Thursday, December 27, 2007

Rebecca West: Black Lamb, Sharp Teeth

Rebecca West, discussing the law's ancient pedigree in eastern Europe:

It is a thing to be noted, the age of legalism in these parts. It is our weakness to think that distant people became civilized when we looked at them, that in their yesterdays they were brutish.
This is from her 1150-page tome on Yugoslavia published in 1941, Black Lamb and Grey Falcon.Worth reading? Well, I'm only on p. 49 so far (which is where the quote above comes from), but so far, I can tell you that critics call it one of the greatest books of the 20th-century, and that the prologue is worth the price of admission. Nobody today writes with such final authority, casual erudition, or unexpected battiness.
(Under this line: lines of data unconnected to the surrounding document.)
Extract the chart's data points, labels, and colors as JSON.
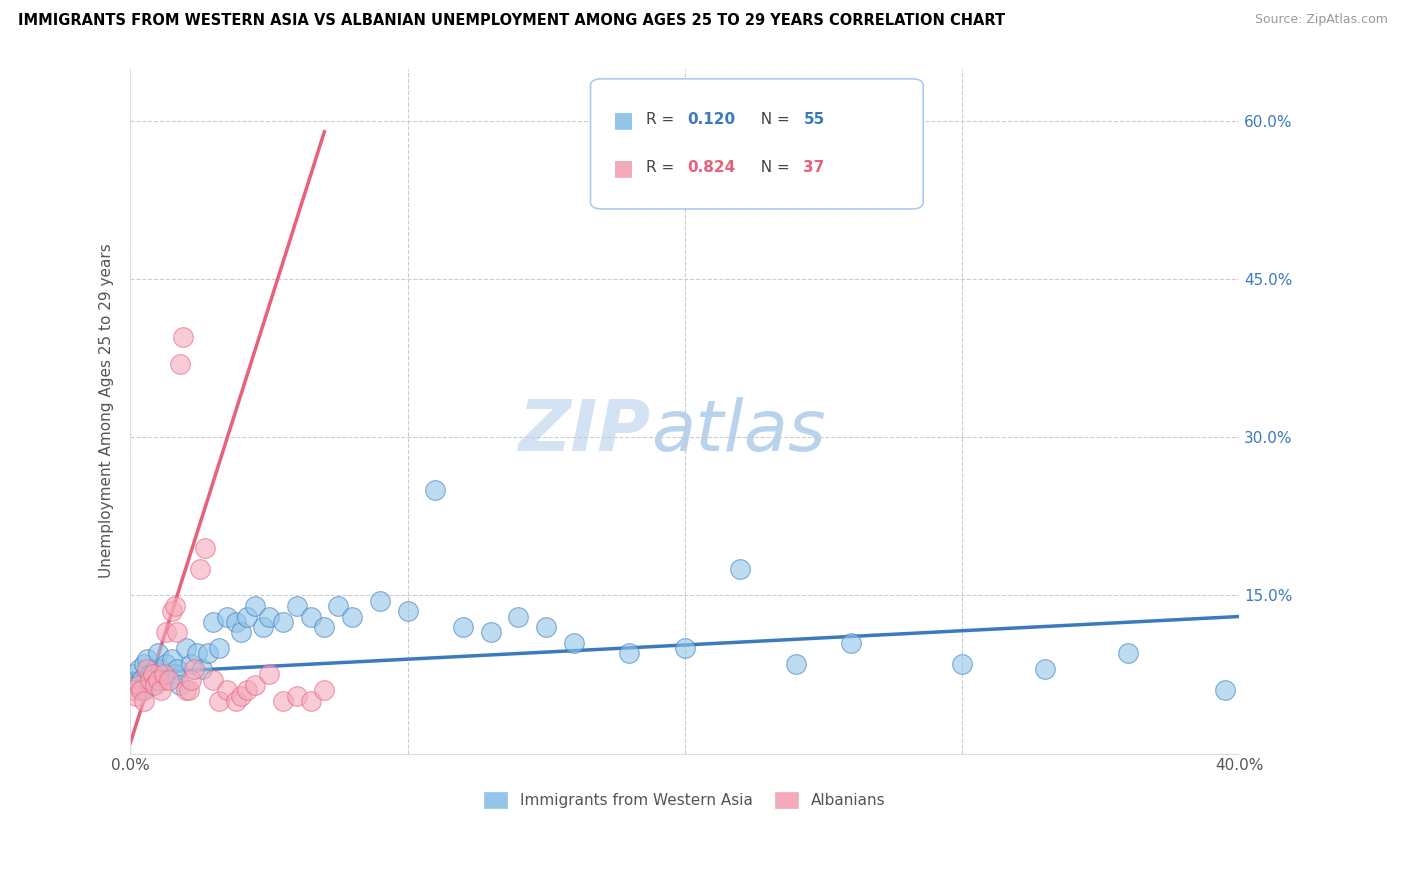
{
  "title": "IMMIGRANTS FROM WESTERN ASIA VS ALBANIAN UNEMPLOYMENT AMONG AGES 25 TO 29 YEARS CORRELATION CHART",
  "source": "Source: ZipAtlas.com",
  "ylabel": "Unemployment Among Ages 25 to 29 years",
  "xlim": [
    0.0,
    0.4
  ],
  "ylim": [
    0.0,
    0.65
  ],
  "yticks": [
    0.0,
    0.15,
    0.3,
    0.45,
    0.6
  ],
  "ytick_labels": [
    "",
    "15.0%",
    "30.0%",
    "45.0%",
    "60.0%"
  ],
  "xticks": [
    0.0,
    0.1,
    0.2,
    0.3,
    0.4
  ],
  "xtick_labels": [
    "0.0%",
    "",
    "",
    "",
    "40.0%"
  ],
  "legend_blue_r": "0.120",
  "legend_blue_n": "55",
  "legend_pink_r": "0.824",
  "legend_pink_n": "37",
  "legend_label_blue": "Immigrants from Western Asia",
  "legend_label_pink": "Albanians",
  "blue_color": "#92C5E8",
  "pink_color": "#F4AABB",
  "blue_line_color": "#3B7ABF",
  "pink_line_color": "#E8607A",
  "watermark_zip": "ZIP",
  "watermark_atlas": "atlas",
  "blue_scatter_x": [
    0.001,
    0.002,
    0.003,
    0.004,
    0.005,
    0.005,
    0.006,
    0.007,
    0.008,
    0.009,
    0.01,
    0.011,
    0.012,
    0.013,
    0.015,
    0.016,
    0.017,
    0.018,
    0.02,
    0.022,
    0.024,
    0.026,
    0.028,
    0.03,
    0.032,
    0.035,
    0.038,
    0.04,
    0.042,
    0.045,
    0.048,
    0.05,
    0.055,
    0.06,
    0.065,
    0.07,
    0.075,
    0.08,
    0.09,
    0.1,
    0.11,
    0.12,
    0.13,
    0.14,
    0.15,
    0.16,
    0.18,
    0.2,
    0.22,
    0.24,
    0.26,
    0.3,
    0.33,
    0.36,
    0.395
  ],
  "blue_scatter_y": [
    0.075,
    0.065,
    0.08,
    0.07,
    0.085,
    0.06,
    0.09,
    0.075,
    0.065,
    0.08,
    0.095,
    0.08,
    0.07,
    0.085,
    0.09,
    0.075,
    0.08,
    0.065,
    0.1,
    0.085,
    0.095,
    0.08,
    0.095,
    0.125,
    0.1,
    0.13,
    0.125,
    0.115,
    0.13,
    0.14,
    0.12,
    0.13,
    0.125,
    0.14,
    0.13,
    0.12,
    0.14,
    0.13,
    0.145,
    0.135,
    0.25,
    0.12,
    0.115,
    0.13,
    0.12,
    0.105,
    0.095,
    0.1,
    0.175,
    0.085,
    0.105,
    0.085,
    0.08,
    0.095,
    0.06
  ],
  "pink_scatter_x": [
    0.001,
    0.002,
    0.003,
    0.004,
    0.005,
    0.006,
    0.007,
    0.008,
    0.009,
    0.01,
    0.011,
    0.012,
    0.013,
    0.014,
    0.015,
    0.016,
    0.017,
    0.018,
    0.019,
    0.02,
    0.021,
    0.022,
    0.023,
    0.025,
    0.027,
    0.03,
    0.032,
    0.035,
    0.038,
    0.04,
    0.042,
    0.045,
    0.05,
    0.055,
    0.06,
    0.065,
    0.07
  ],
  "pink_scatter_y": [
    0.06,
    0.055,
    0.065,
    0.06,
    0.05,
    0.08,
    0.07,
    0.075,
    0.065,
    0.07,
    0.06,
    0.075,
    0.115,
    0.07,
    0.135,
    0.14,
    0.115,
    0.37,
    0.395,
    0.06,
    0.06,
    0.07,
    0.08,
    0.175,
    0.195,
    0.07,
    0.05,
    0.06,
    0.05,
    0.055,
    0.06,
    0.065,
    0.075,
    0.05,
    0.055,
    0.05,
    0.06
  ],
  "blue_line_x": [
    0.0,
    0.4
  ],
  "blue_line_y": [
    0.076,
    0.13
  ],
  "pink_line_x": [
    0.0,
    0.07
  ],
  "pink_line_y": [
    0.01,
    0.59
  ]
}
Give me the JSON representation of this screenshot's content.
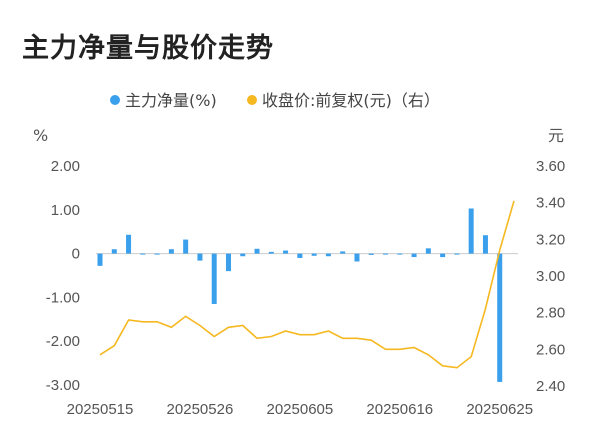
{
  "title": "主力净量与股价走势",
  "chart_data": {
    "type": "bar+line",
    "legend": {
      "placement": "top",
      "items": [
        {
          "label": "主力净量(%)",
          "color": "#3aa0ec"
        },
        {
          "label": "收盘价:前复权(元)（右）",
          "color": "#f5b820"
        }
      ]
    },
    "left_axis": {
      "unit": "%",
      "ticks": [
        "2.00",
        "1.00",
        "0",
        "-1.00",
        "-2.00",
        "-3.00"
      ],
      "range": [
        -3,
        2
      ]
    },
    "right_axis": {
      "unit": "元",
      "ticks": [
        "3.60",
        "3.40",
        "3.20",
        "3.00",
        "2.80",
        "2.60",
        "2.40"
      ],
      "range": [
        2.4,
        3.6
      ]
    },
    "x_labels": [
      "20250515",
      "20250526",
      "20250605",
      "20250616",
      "20250625"
    ],
    "x_label_indices": [
      0,
      7,
      14,
      21,
      28
    ],
    "net_volume": [
      -0.28,
      0.1,
      0.43,
      -0.02,
      -0.02,
      0.1,
      0.32,
      -0.16,
      -1.15,
      -0.4,
      -0.06,
      0.11,
      0.04,
      0.07,
      -0.1,
      -0.05,
      -0.06,
      0.05,
      -0.18,
      -0.03,
      -0.02,
      -0.02,
      -0.08,
      0.12,
      -0.08,
      -0.02,
      1.03,
      0.42,
      -2.93
    ],
    "close_price": [
      2.57,
      2.62,
      2.76,
      2.75,
      2.75,
      2.72,
      2.78,
      2.73,
      2.67,
      2.72,
      2.73,
      2.66,
      2.67,
      2.7,
      2.68,
      2.68,
      2.7,
      2.66,
      2.66,
      2.65,
      2.6,
      2.6,
      2.61,
      2.57,
      2.51,
      2.5,
      2.56,
      2.82,
      3.14,
      3.41
    ]
  }
}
Writing about the Emperor Franz Joseph (of the Austro-Hungarian Empire, for those of you who slept through European history), she observes,
He was certain of universal acclamation not only during his life but after his death, for it is the habit of the people, whenever an old man mismanages his business so that it falls to pieces as soon as he dies, to say, "Ah, So-and-so was a marvel! He kept things together so long as he was alive, and look what happens when has gone!" It was true that there was already shaping in his court a disaster that was to consume us all; but this did not appear to English eyes, largely because Austria was visited before the war only by our upper classes, who in no country noticed anything but horses, and Austrian horses were good.
That's from p. 10, in the prologue, and is soon followed by this from p. 14, after she discusses the assassination of the Archduke Franz Ferdinand, heir to Franz Joseph, whose death was used as pretext for the war that soon became World War I:
Of that assassination I remember nothing at all ... I was then very busy being an idiot, being a private person, and I had enough on my hands. But my idiocy was like my anaesthetic. During the blankness it dispensed I was cut about and felt nothing, but it could not annul the consequences. The pain came afterwards.
By her "idiocy," West means her infamous, 10-year affair with the much-older-and-married H.G. Wells, by whom she had a son. She sets up this metaphor at the start of her prologue, when she mentions the wonders of modern surgery: "[t]hey had taken me upstairs to a room far above the roofs of London, and had cut me about or three hours and a half, and had brought me down again ..." -- as well, obviously, as the pain of her breakup with Wells, and the horror brought by the Great War. Absolutely killer.